Violence and Abuse Happens to Men too
By Sarah J. Merry
Whether it is the “deadbeat dad”, the stupid and lazy husband, or the violent criminal, the mass media is full of distorted and negative portrayals of men. While cognizant of the distorted portrayal of men in the media, it is beyond disappointing that this twisted portrayal has made its way into the Public Service Announcements for the “No More” campaign.
The “No More” campaign is a movement to end domestic violence, abuse and sexual assault. The commonly aired PSAs which many times involve the characters of NBC’S hit series Law & Order SVU immediately leave the viewer asking “what about men…men are abused and raped too. Why are they only referring to women?” A search for the PSAs on Google or YouTube yields one particular segment entitled “Engaging Men.” The first thought after reading the title may be “finally! Light will be shed on all of the cases of domestic violence, abuse and rape against men”. Not so.

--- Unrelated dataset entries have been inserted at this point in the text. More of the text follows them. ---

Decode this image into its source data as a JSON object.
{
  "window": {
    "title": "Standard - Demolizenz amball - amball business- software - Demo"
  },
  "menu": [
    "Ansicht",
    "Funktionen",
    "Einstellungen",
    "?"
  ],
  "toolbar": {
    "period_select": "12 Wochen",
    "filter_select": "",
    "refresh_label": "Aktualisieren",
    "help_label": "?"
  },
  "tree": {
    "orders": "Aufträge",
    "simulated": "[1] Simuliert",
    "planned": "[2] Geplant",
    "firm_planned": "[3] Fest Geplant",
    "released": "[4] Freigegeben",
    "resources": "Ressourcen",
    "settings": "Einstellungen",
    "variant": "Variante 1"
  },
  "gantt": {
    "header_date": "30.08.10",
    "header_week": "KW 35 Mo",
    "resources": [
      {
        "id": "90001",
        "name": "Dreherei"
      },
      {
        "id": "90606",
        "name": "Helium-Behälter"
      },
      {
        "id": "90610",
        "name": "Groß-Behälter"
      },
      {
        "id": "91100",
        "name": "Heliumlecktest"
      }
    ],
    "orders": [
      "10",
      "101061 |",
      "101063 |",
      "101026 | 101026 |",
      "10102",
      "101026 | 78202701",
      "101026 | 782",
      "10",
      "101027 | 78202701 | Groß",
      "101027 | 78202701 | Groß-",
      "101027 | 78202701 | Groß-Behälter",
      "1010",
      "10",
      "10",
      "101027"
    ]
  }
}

The PSA, which can be viewed here, begins on a high note by addressing the misconception that men are not the victims of violent crimes or sexual assault by providing statistics on these crimes against men. It takes a fast and downward turn, however, when Stephanie March, the actress who plays the role of the Assistant District Attorney, Alexandra Cabot on Law & Order SVU begins her sentence with “while women and children represent the majority of victims of sexual assault and domestic violence, men are affected as well . . .”. The statement that women and children represent the majority of victims is not only debatable but it is unnecessary and only further demeans men – especially those that are victims. Further, using the word “affected” to describe the impact of sexual assault on men severely minimizes the actual impact of these crimes against men – or against anyone for that matter. Why not simply state: “Domestic violence and sexual assault happens to men too”? The segment gets worse as Ms. March goes on to say “Men are witnesses and bystanders to violence, and sometimes, they are the perpetrators.” What about female witnesses and perpetrators? We all know they exist, yet they go unmentioned.
A review of the “No More” campaign print ads which exist are also overwhelmingly biased against men with catch phrases such as “he said he was sorry” or “she was asking for it” and “boys will be boys.”
While there may be a positive intent behind the “No More” campaign and the foundation associated with it, the Joyful Heart Foundation, the mission for which is to “heal, educate and empower survivors of sexual assault, domestic violence and child abuse, and to shed light into the darkness that surrounds these issues”, the campaign, and particularly the movement to “engage men”, only works against the men’s rights movement and leaves men to continue to suffer the consequences of the media’s distorted portrayal of them.